The room is a mess and it digs at him like the dull end of a razor.

Bloodstains on the sheets, lipstick on a teacup, and bruises on his hipbones – it looks more like a crime scene than where they made love.

She left holes in the mask he had constructed for himself and fractured his bones. His ribcage already spilt open from the growing love he had for her.

She pads lightly across the room, naked, her hair dripping water all over his floor.

"I'm sorry for being an asshole." She wraps her arms around his lithe frame.

Levi shrugs.

They have rules. Well they're more like common-sense.

No apologizes, remember?

Proceeded by no promises, no goodbyes, and no "I love you's."

She rests her forehead against his back and it hurts how quickly she changes. Like night into day. And he has always preferred the sea of darkness that penetrated his soul to the gall of the sun.

She kisses him softly, too softly.

"What are you doing?" Levi asks slowly.

"Would it be so wrong to let me in?" Her voice is soft, but her words aren't.

She is an old wound that only hurts on rainy days. "Tell me something real."
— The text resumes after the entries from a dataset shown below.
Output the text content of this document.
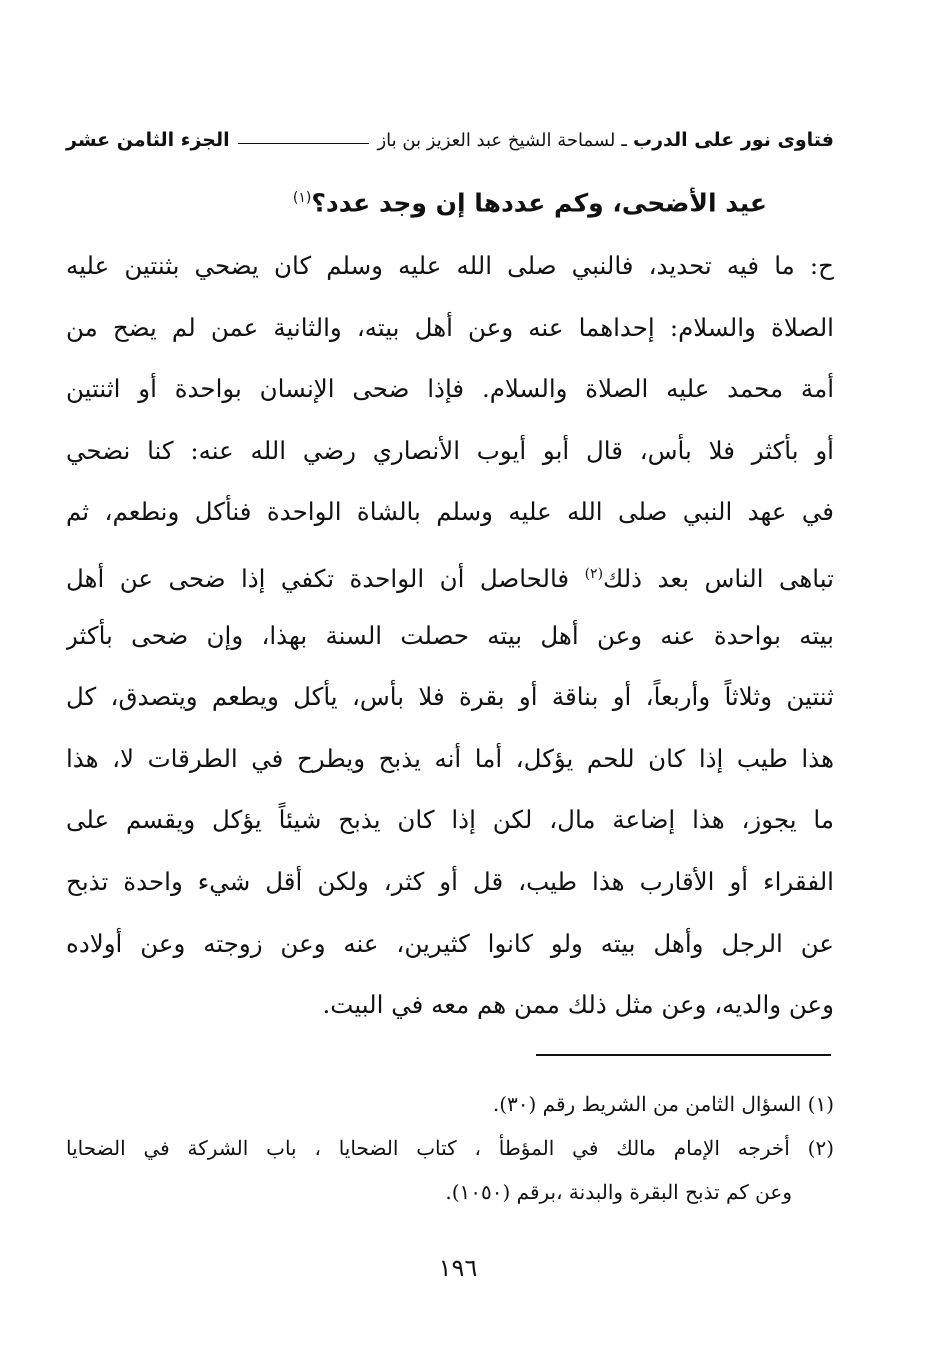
فتاوى نور على الدرب
ـ
لسماحة الشيخ عبد العزيز بن باز
الجزء الثامن عشر
عيد الأضحى، وكم عددها إن وجد عدد؟$^{(١)}$
ح: ما فيه تحديد، فالنبي صلى الله عليه وسلم كان يضحي بثنتين عليه
الصلاة والسلام: إحداهما عنه وعن أهل بيته، والثانية عمن لم يضح من
أمة محمد عليه الصلاة والسلام. فإذا ضحى الإنسان بواحدة أو اثنتين
أو بأكثر فلا بأس، قال أبو أيوب الأنصاري رضي الله عنه: كنا نضحي
في عهد النبي صلى الله عليه وسلم بالشاة الواحدة فنأكل ونطعم، ثم
تباهى الناس بعد ذلك$^{(٢)}$ فالحاصل أن الواحدة تكفي إذا ضحى عن أهل
بيته بواحدة عنه وعن أهل بيته حصلت السنة بهذا، وإن ضحى بأكثر
ثنتين وثلاثاً وأربعاً، أو بناقة أو بقرة فلا بأس، يأكل ويطعم ويتصدق، كل
هذا طيب إذا كان للحم يؤكل، أما أنه يذبح ويطرح في الطرقات لا، هذا
ما يجوز، هذا إضاعة مال، لكن إذا كان يذبح شيئاً يؤكل ويقسم على
الفقراء أو الأقارب هذا طيب، قل أو كثر، ولكن أقل شيء واحدة تذبح
عن الرجل وأهل بيته ولو كانوا كثيرين، عنه وعن زوجته وعن أولاده
وعن والديه، وعن مثل ذلك ممن هم معه في البيت.
(١) السؤال الثامن من الشريط رقم (٣٠).
(٢) أخرجه الإمام مالك في المؤطأ ، كتاب الضحايا ، باب الشركة في الضحايا
وعن كم تذبح البقرة والبدنة ،برقم (١٠٥٠).
١٩٦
"This is real, we're real." He whispers.

She sighs. "About yourself,"

"I…don't want to lose you."

"You're not going to lose me." He can feel her close her eyes, to breath in those words, her lashes tickle.

"Why's that?"

She has scars on only places he knows and he can hurt her, really hurt her, if he wants to.

"Is it because you don't have anyone else, because I'm all you have left?"

"I don't want anyone else." Her truth is always harder to swallow than his cruelties.